With the development of cloud-native technologies, microservice-based software systems face challenges in accurately localizing root causes when failures occur. Additionally, the cloud-edge collaborative environment introduces more difficulties, such as unstable networks and high latency across network segments. Accurately identifying the root cause of microservices in a cloud-edge collaborative environment has thus become an urgent problem. In this paper, we propose MicroCERCL, a novel approach that pinpoints root causes at the kernel and application level in the cloud-edge collaborative environment.

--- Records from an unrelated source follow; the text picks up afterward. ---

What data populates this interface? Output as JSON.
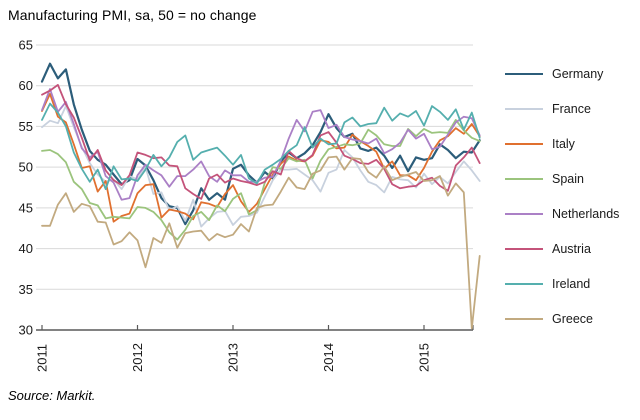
{
  "chart": {
    "title": "Manufacturing PMI, sa, 50 = no change",
    "source": "Source: Markit."
  },
  "chart_data": {
    "type": "line",
    "title": "Manufacturing PMI, sa, 50 = no change",
    "source": "Source: Markit.",
    "x_unit": "month",
    "x_start": "2011-01",
    "x_end": "2015-08",
    "x_tick_labels": [
      "2011",
      "2012",
      "2013",
      "2014",
      "2015"
    ],
    "y_ticks": [
      30,
      35,
      40,
      45,
      50,
      55,
      60,
      65
    ],
    "ylim": [
      30,
      65
    ],
    "grid": "horizontal",
    "grid_color": "#d9d9d9",
    "axis_color": "#595959",
    "tick_label_color": "#1a1a1a",
    "legend_position": "right",
    "series": [
      {
        "name": "Germany",
        "color": "#2c5d7a",
        "values": [
          60.5,
          62.7,
          60.9,
          62.0,
          57.7,
          54.6,
          52.0,
          50.9,
          50.3,
          49.1,
          47.9,
          48.4,
          51.0,
          50.2,
          48.4,
          46.2,
          45.2,
          45.0,
          43.0,
          44.7,
          47.4,
          46.0,
          46.8,
          46.0,
          49.8,
          50.3,
          49.0,
          48.1,
          49.4,
          48.6,
          50.7,
          51.8,
          51.1,
          51.7,
          52.7,
          54.3,
          56.5,
          54.8,
          53.7,
          54.1,
          52.3,
          52.0,
          52.4,
          51.4,
          49.9,
          51.4,
          49.5,
          51.2,
          50.9,
          51.1,
          52.8,
          52.1,
          51.1,
          51.9,
          51.8,
          53.3
        ]
      },
      {
        "name": "France",
        "color": "#c8d1de",
        "values": [
          54.9,
          55.7,
          55.4,
          57.5,
          54.9,
          52.5,
          50.5,
          49.1,
          48.2,
          48.5,
          47.3,
          48.9,
          48.5,
          50.0,
          46.7,
          46.9,
          44.7,
          45.2,
          43.4,
          46.0,
          42.7,
          43.7,
          44.5,
          44.6,
          42.9,
          43.9,
          44.0,
          44.4,
          46.4,
          48.4,
          49.7,
          49.7,
          49.8,
          49.1,
          48.4,
          47.0,
          49.3,
          49.7,
          52.1,
          51.2,
          49.6,
          48.2,
          47.8,
          46.9,
          48.8,
          48.5,
          48.4,
          47.5,
          49.2,
          47.9,
          48.8,
          48.0,
          49.4,
          50.7,
          49.6,
          48.3
        ]
      },
      {
        "name": "Italy",
        "color": "#e0702f",
        "values": [
          56.9,
          59.0,
          56.2,
          55.5,
          52.8,
          49.9,
          50.1,
          47.0,
          48.3,
          43.3,
          44.0,
          44.3,
          46.8,
          47.8,
          47.9,
          43.8,
          44.8,
          44.6,
          44.3,
          43.6,
          45.7,
          45.5,
          45.1,
          46.7,
          47.8,
          45.8,
          44.5,
          45.5,
          47.3,
          49.1,
          50.4,
          51.3,
          50.8,
          50.7,
          51.4,
          53.3,
          53.1,
          52.3,
          52.4,
          54.0,
          53.2,
          52.6,
          51.9,
          49.8,
          50.7,
          49.0,
          49.0,
          48.4,
          49.9,
          51.9,
          53.3,
          53.8,
          54.8,
          54.1,
          55.3,
          53.8
        ]
      },
      {
        "name": "Spain",
        "color": "#9bc47d",
        "values": [
          52.0,
          52.1,
          51.6,
          50.6,
          48.2,
          47.3,
          45.6,
          45.3,
          43.7,
          43.9,
          43.8,
          43.7,
          45.1,
          45.0,
          44.5,
          43.5,
          42.0,
          41.1,
          42.3,
          44.0,
          44.5,
          43.5,
          45.3,
          44.6,
          46.1,
          46.8,
          44.2,
          44.7,
          48.1,
          50.0,
          49.8,
          51.1,
          50.7,
          50.9,
          48.6,
          50.8,
          52.2,
          52.5,
          52.8,
          52.7,
          52.9,
          54.6,
          53.9,
          52.8,
          52.6,
          52.6,
          54.7,
          53.8,
          54.7,
          54.2,
          54.3,
          54.2,
          55.8,
          54.5,
          53.6,
          53.2
        ]
      },
      {
        "name": "Netherlands",
        "color": "#ab80c6",
        "values": [
          57.0,
          59.6,
          56.8,
          58.0,
          55.3,
          52.3,
          51.2,
          51.9,
          48.9,
          48.1,
          46.0,
          46.2,
          49.0,
          50.3,
          49.6,
          49.0,
          47.6,
          48.9,
          48.9,
          49.7,
          50.7,
          48.9,
          48.2,
          49.6,
          49.0,
          49.0,
          48.2,
          48.2,
          48.7,
          48.8,
          50.8,
          53.5,
          55.8,
          54.4,
          56.8,
          57.0,
          54.8,
          55.2,
          53.7,
          53.4,
          53.2,
          52.9,
          53.5,
          51.7,
          52.2,
          53.0,
          54.6,
          53.5,
          54.1,
          52.2,
          52.5,
          54.0,
          55.5,
          56.2,
          56.0,
          53.9
        ]
      },
      {
        "name": "Austria",
        "color": "#c4537a",
        "values": [
          58.9,
          59.4,
          60.1,
          57.7,
          56.1,
          53.6,
          50.8,
          52.1,
          49.6,
          48.4,
          47.8,
          49.0,
          51.8,
          51.5,
          51.1,
          51.2,
          50.2,
          50.1,
          47.4,
          46.7,
          46.1,
          48.6,
          49.1,
          48.1,
          48.6,
          48.3,
          48.1,
          47.8,
          48.2,
          49.5,
          49.1,
          52.0,
          51.1,
          50.7,
          51.5,
          53.9,
          54.3,
          53.0,
          51.4,
          51.0,
          50.5,
          50.4,
          50.9,
          49.8,
          47.9,
          47.4,
          47.6,
          47.7,
          48.4,
          48.7,
          47.7,
          47.1,
          50.2,
          51.2,
          52.4,
          50.5
        ]
      },
      {
        "name": "Ireland",
        "color": "#55afae",
        "values": [
          55.8,
          57.8,
          56.7,
          55.0,
          51.8,
          49.8,
          48.2,
          49.7,
          47.3,
          50.1,
          48.5,
          48.6,
          48.3,
          49.7,
          51.5,
          50.1,
          51.2,
          53.1,
          53.9,
          50.9,
          51.8,
          52.1,
          52.4,
          51.4,
          50.3,
          51.5,
          48.6,
          48.0,
          49.7,
          50.3,
          51.0,
          52.0,
          52.7,
          54.9,
          52.4,
          53.5,
          52.8,
          52.9,
          55.5,
          56.1,
          55.0,
          55.3,
          55.4,
          57.3,
          55.7,
          56.6,
          56.2,
          56.9,
          55.1,
          57.5,
          56.8,
          55.8,
          57.1,
          54.6,
          56.7,
          53.6
        ]
      },
      {
        "name": "Greece",
        "color": "#c2aa80",
        "values": [
          42.8,
          42.8,
          45.4,
          46.8,
          44.5,
          45.5,
          45.2,
          43.3,
          43.2,
          40.5,
          40.9,
          42.0,
          41.0,
          37.7,
          41.3,
          40.7,
          43.1,
          40.1,
          41.9,
          42.1,
          42.2,
          41.0,
          41.8,
          41.4,
          41.7,
          43.0,
          42.1,
          45.0,
          45.3,
          45.4,
          47.0,
          48.7,
          47.5,
          47.3,
          49.2,
          49.6,
          51.2,
          51.3,
          49.7,
          51.1,
          51.0,
          49.4,
          48.7,
          50.1,
          48.4,
          48.8,
          49.1,
          49.4,
          48.3,
          48.4,
          48.9,
          46.5,
          48.0,
          46.9,
          30.2,
          39.1
        ]
      }
    ]
  }
}
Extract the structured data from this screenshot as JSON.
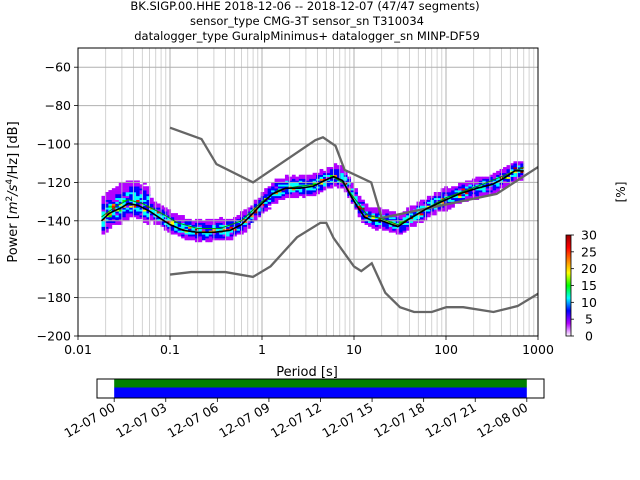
{
  "figure": {
    "title_lines": [
      "BK.SIGP.00.HHE   2018-12-06 -- 2018-12-07  (47/47 segments)",
      "sensor_type CMG-3T sensor_sn T310034",
      "datalogger_type GuralpMinimus+ datalogger_sn MINP-DF59"
    ]
  },
  "chart_data": [
    {
      "type": "heatmap",
      "subtype": "probabilistic power spectral density",
      "xlabel": "Period [s]",
      "ylabel": "Power [m²/s⁴/Hz] [dB]",
      "ylabel_parts": {
        "pre": "Power [",
        "m": "m",
        "sup1": "2",
        "slash_s": "/s",
        "sup2": "4",
        "tail": "/Hz] [dB]"
      },
      "x_scale": "log",
      "xlim": [
        0.01,
        1000
      ],
      "ylim": [
        -200,
        -50
      ],
      "grid": true,
      "x_ticks": [
        {
          "value": 0.01,
          "label": "0.01"
        },
        {
          "value": 0.1,
          "label": "0.1"
        },
        {
          "value": 1,
          "label": "1"
        },
        {
          "value": 10,
          "label": "10"
        },
        {
          "value": 100,
          "label": "100"
        },
        {
          "value": 1000,
          "label": "1000"
        }
      ],
      "y_ticks": [
        {
          "value": -60,
          "label": "−60"
        },
        {
          "value": -80,
          "label": "−80"
        },
        {
          "value": -100,
          "label": "−100"
        },
        {
          "value": -120,
          "label": "−120"
        },
        {
          "value": -140,
          "label": "−140"
        },
        {
          "value": -160,
          "label": "−160"
        },
        {
          "value": -180,
          "label": "−180"
        },
        {
          "value": -200,
          "label": "−200"
        }
      ],
      "noise_models": [
        {
          "id": "NHNM",
          "color": "#666666",
          "points": [
            [
              0.1,
              -91.5
            ],
            [
              0.22,
              -97.4
            ],
            [
              0.32,
              -110.5
            ],
            [
              0.8,
              -120
            ],
            [
              3.8,
              -98
            ],
            [
              4.6,
              -96.5
            ],
            [
              6.3,
              -101
            ],
            [
              7.9,
              -113.5
            ],
            [
              15.4,
              -120
            ],
            [
              20,
              -138.5
            ],
            [
              354.8,
              -126
            ],
            [
              1000,
              -112
            ]
          ]
        },
        {
          "id": "NLNM",
          "color": "#666666",
          "points": [
            [
              0.1,
              -168
            ],
            [
              0.17,
              -166.7
            ],
            [
              0.4,
              -166.7
            ],
            [
              0.8,
              -169.2
            ],
            [
              1.24,
              -163.7
            ],
            [
              2.4,
              -148.6
            ],
            [
              4.3,
              -141.1
            ],
            [
              5,
              -141.1
            ],
            [
              6,
              -149
            ],
            [
              10,
              -163.8
            ],
            [
              12,
              -166.2
            ],
            [
              15.6,
              -162.1
            ],
            [
              21.9,
              -177.5
            ],
            [
              31.6,
              -185
            ],
            [
              45,
              -187.5
            ],
            [
              70,
              -187.5
            ],
            [
              101,
              -185
            ],
            [
              154,
              -185
            ],
            [
              328,
              -187.5
            ],
            [
              600,
              -184.4
            ],
            [
              1000,
              -178
            ]
          ]
        }
      ],
      "mode_curve": {
        "color": "#000000",
        "points": [
          [
            0.018,
            -140
          ],
          [
            0.022,
            -136
          ],
          [
            0.03,
            -133
          ],
          [
            0.035,
            -131
          ],
          [
            0.045,
            -132
          ],
          [
            0.06,
            -135
          ],
          [
            0.08,
            -139
          ],
          [
            0.1,
            -142
          ],
          [
            0.14,
            -145
          ],
          [
            0.2,
            -146
          ],
          [
            0.3,
            -146
          ],
          [
            0.45,
            -145
          ],
          [
            0.6,
            -142
          ],
          [
            0.8,
            -136
          ],
          [
            1,
            -131
          ],
          [
            1.3,
            -126
          ],
          [
            1.8,
            -123
          ],
          [
            2.6,
            -123
          ],
          [
            3.6,
            -122
          ],
          [
            4.8,
            -119
          ],
          [
            6,
            -117
          ],
          [
            7.5,
            -119
          ],
          [
            9,
            -126
          ],
          [
            11,
            -133
          ],
          [
            13,
            -138
          ],
          [
            16,
            -140
          ],
          [
            20,
            -140
          ],
          [
            26,
            -142
          ],
          [
            30,
            -143
          ],
          [
            40,
            -139
          ],
          [
            60,
            -134
          ],
          [
            90,
            -130
          ],
          [
            140,
            -126
          ],
          [
            220,
            -123
          ],
          [
            320,
            -121
          ],
          [
            420,
            -118
          ],
          [
            560,
            -114
          ],
          [
            700,
            -114
          ]
        ]
      },
      "mean_curve": {
        "color": "#009900",
        "points": [
          [
            0.018,
            -138
          ],
          [
            0.025,
            -133
          ],
          [
            0.035,
            -129
          ],
          [
            0.05,
            -131
          ],
          [
            0.08,
            -136
          ],
          [
            0.12,
            -141
          ],
          [
            0.2,
            -144
          ],
          [
            0.35,
            -144
          ],
          [
            0.6,
            -140
          ],
          [
            1,
            -130
          ],
          [
            1.5,
            -124
          ],
          [
            2.5,
            -122
          ],
          [
            4,
            -121
          ],
          [
            5.8,
            -117
          ],
          [
            7.5,
            -120
          ],
          [
            10,
            -128
          ],
          [
            14,
            -137
          ],
          [
            20,
            -139
          ],
          [
            30,
            -142
          ],
          [
            50,
            -136
          ],
          [
            100,
            -128
          ],
          [
            250,
            -121
          ],
          [
            450,
            -116
          ],
          [
            700,
            -112
          ]
        ]
      },
      "colorbar": {
        "label": "[%]",
        "range": [
          0,
          30
        ],
        "ticks": [
          {
            "value": 0,
            "label": "0"
          },
          {
            "value": 5,
            "label": "5"
          },
          {
            "value": 10,
            "label": "10"
          },
          {
            "value": 15,
            "label": "15"
          },
          {
            "value": 20,
            "label": "20"
          },
          {
            "value": 25,
            "label": "25"
          },
          {
            "value": 30,
            "label": "30"
          }
        ],
        "stops": [
          "#ffffff",
          "#b300ff",
          "#0000ff",
          "#00ffff",
          "#00ff00",
          "#ffff00",
          "#ff8000",
          "#ff0000",
          "#990000"
        ]
      }
    },
    {
      "type": "bar",
      "subtype": "data coverage timeline",
      "time_range": [
        "2018-12-06 23:00",
        "2018-12-08 01:00"
      ],
      "x_ticks": [
        {
          "value": "2018-12-07 00:00",
          "label": "12-07 00"
        },
        {
          "value": "2018-12-07 03:00",
          "label": "12-07 03"
        },
        {
          "value": "2018-12-07 06:00",
          "label": "12-07 06"
        },
        {
          "value": "2018-12-07 09:00",
          "label": "12-07 09"
        },
        {
          "value": "2018-12-07 12:00",
          "label": "12-07 12"
        },
        {
          "value": "2018-12-07 15:00",
          "label": "12-07 15"
        },
        {
          "value": "2018-12-07 18:00",
          "label": "12-07 18"
        },
        {
          "value": "2018-12-07 21:00",
          "label": "12-07 21"
        },
        {
          "value": "2018-12-08 00:00",
          "label": "12-08 00"
        }
      ],
      "bands": [
        {
          "role": "data available",
          "color": "#008000",
          "start": "2018-12-07 00:00",
          "end": "2018-12-08 00:00"
        },
        {
          "role": "segments used",
          "color": "#0000ff",
          "start": "2018-12-07 00:00",
          "end": "2018-12-08 00:00"
        }
      ]
    }
  ]
}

Our key insight is that failures propagate through direct invocations and indirect resource-competition dependencies in a cloud-edge collaborative environment characterized by instability and high latency. This will become more complex in the hybrid deployment that simultaneously involves multiple microservice systems. Leveraging this insight, we extract valid contents from kernel-level logs to prioritize localizing the kernel-level root cause. Moreover, we construct a heterogeneous dynamic topology stack and train a graph neural network model to accurately localize the application-level root cause without relying on historical data. Notably, we released the first benchmark hybrid deployment microservice system in a cloud-edge collaborative environment (the largest and most complex within our knowledge). Experiments conducted on the dataset collected from the benchmark show that MicroCERCL can accurately localize the root cause of microservice systems in such environments, significantly outperforming state-of-the-art approaches with an increase of at least 24.1% in top-1 accuracy.

翻译：随着云原生技术的发展，基于微服务的软件系统在故障发生时面临根因准确定位的挑战。此外，云边协同环境引入了更多困难，例如网络不稳定和跨网段高延迟。因此，在云边协同环境中准确识别微服务的根因已成为一个紧迫的问题。本文提出了一种新颖方法 MicroCERCL，该方法能够在云边协同环境下精确定位内核级和应用级的根因。我们的核心洞见是：在具有不稳定性和高延迟特性的云边协同环境中，故障会通过直接调用和间接资源竞争依赖关系进行传播。这在同时涉及多个微服务系统的混合部署中将变得更加复杂。基于这一洞见，我们从内核级日志中提取有效内容，以优先定位内核级根因。此外，我们构建了一个异构动态拓扑栈，并训练了一个图神经网络模型，从而在不依赖历史数据的情况下准确定位应用级根因。值得注意的是，我们发布了首个云边协同环境下的基准混合部署微服务系统（据我们所知是规模最大且最复杂的）。在从该基准系统收集的数据集上进行的实验表明，MicroCERCL 能够在此类环境中准确定位微服务系统的根因，其 top-1 准确率至少提升 24.1%，显著优于现有最先进方法。